At the end of that day I decided to look at Vue.js (dont know why, but I had read a little about it a few weeks earlier). 2 hours later, my entire pipeline was up, including SSR/async/dynamic components etc.

The API is straightforward. The code is lean and not over engineered. The choices made are logical. Code has clear separation of concerns and doesn’t try to do things it shouldn’t.

That meant, not only was it easier for us to use, but the bus factor is also not as relevant to us anymore since its so straightforward, that we think it will be much easier to make little fixes if need be then fixing Angular 2 if we had needed to. Maybe angular 4 or 5 etc will become leaner etc but I consider that unlikely since the team behind it has just too many people.

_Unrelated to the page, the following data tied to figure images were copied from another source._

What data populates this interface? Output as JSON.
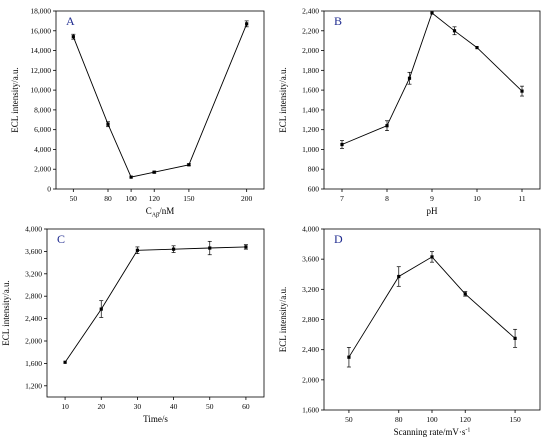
{
  "chart_data": [
    {
      "type": "line",
      "panel_label": "A",
      "xlabel": "C",
      "xlabel_sub": "Aβ",
      "xlabel_suffix": "/nM",
      "ylabel": "ECL intensity/a.u.",
      "x_ticks": [
        50,
        80,
        100,
        120,
        150,
        200
      ],
      "y_ticks": [
        "0",
        "2,000",
        "4,000",
        "6,000",
        "8,000",
        "10,000",
        "12,000",
        "14,000",
        "16,000",
        "18,000"
      ],
      "xlim": [
        35,
        215
      ],
      "ylim": [
        0,
        18000
      ],
      "series": [
        {
          "x": [
            50,
            80,
            100,
            120,
            150,
            200
          ],
          "y": [
            15400,
            6550,
            1200,
            1700,
            2450,
            16700
          ],
          "err": [
            250,
            250,
            0,
            100,
            100,
            300
          ]
        }
      ]
    },
    {
      "type": "line",
      "panel_label": "B",
      "xlabel": "pH",
      "ylabel": "ECL intensity/a.u.",
      "x_ticks": [
        7,
        8,
        9,
        10,
        11
      ],
      "y_ticks": [
        "600",
        "800",
        "1,000",
        "1,200",
        "1,400",
        "1,600",
        "1,800",
        "2,000",
        "2,200",
        "2,400"
      ],
      "xlim": [
        6.6,
        11.4
      ],
      "ylim": [
        600,
        2400
      ],
      "series": [
        {
          "x": [
            7,
            8,
            8.5,
            9,
            9.5,
            10,
            11
          ],
          "y": [
            1050,
            1240,
            1720,
            2380,
            2200,
            2030,
            1590
          ],
          "err": [
            40,
            50,
            60,
            0,
            40,
            0,
            50
          ]
        }
      ]
    },
    {
      "type": "line",
      "panel_label": "C",
      "xlabel": "Time/s",
      "ylabel": "ECL intensity/a.u.",
      "x_ticks": [
        10,
        20,
        30,
        40,
        50,
        60
      ],
      "y_ticks": [
        "1,200",
        "1,600",
        "2,000",
        "2,400",
        "2,800",
        "3,200",
        "3,600",
        "4,000"
      ],
      "xlim": [
        5,
        65
      ],
      "ylim": [
        1000,
        4000
      ],
      "series": [
        {
          "x": [
            10,
            20,
            30,
            40,
            50,
            60
          ],
          "y": [
            1620,
            2570,
            3620,
            3640,
            3660,
            3680
          ],
          "err": [
            0,
            150,
            60,
            60,
            120,
            40
          ]
        }
      ]
    },
    {
      "type": "line",
      "panel_label": "D",
      "xlabel": "Scanning rate/mV·s",
      "xlabel_sup": "-1",
      "ylabel": "ECL intensity/a.u.",
      "x_ticks": [
        50,
        80,
        100,
        120,
        150
      ],
      "y_ticks": [
        "1,600",
        "2,000",
        "2,400",
        "2,800",
        "3,200",
        "3,600",
        "4,000"
      ],
      "xlim": [
        35,
        165
      ],
      "ylim": [
        1600,
        4000
      ],
      "series": [
        {
          "x": [
            50,
            80,
            100,
            120,
            150
          ],
          "y": [
            2300,
            3370,
            3630,
            3140,
            2550
          ],
          "err": [
            130,
            130,
            70,
            30,
            120
          ]
        }
      ]
    }
  ]
}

Also, the Angular 1 learning curve was already so bad for many developers, that third party and first party controls (like jquery control wrappers or angular material) were often not really good (cleanup issues, etc) and we had to redo them or fix them.

So we did not even get a benefit from the eco-system. The smaller and easier to understand something, the better the quality of the work in the ecosystem will be too. Angular 2 with typescript is approaching Java/.Net land with all the good things and the bad things, but that is not what I want for our clients.

All said. We really like Vue. It will be the basis for our next version of our main product line user-interface.

Sorry this was so long :) But Angular 2 really disappointed me.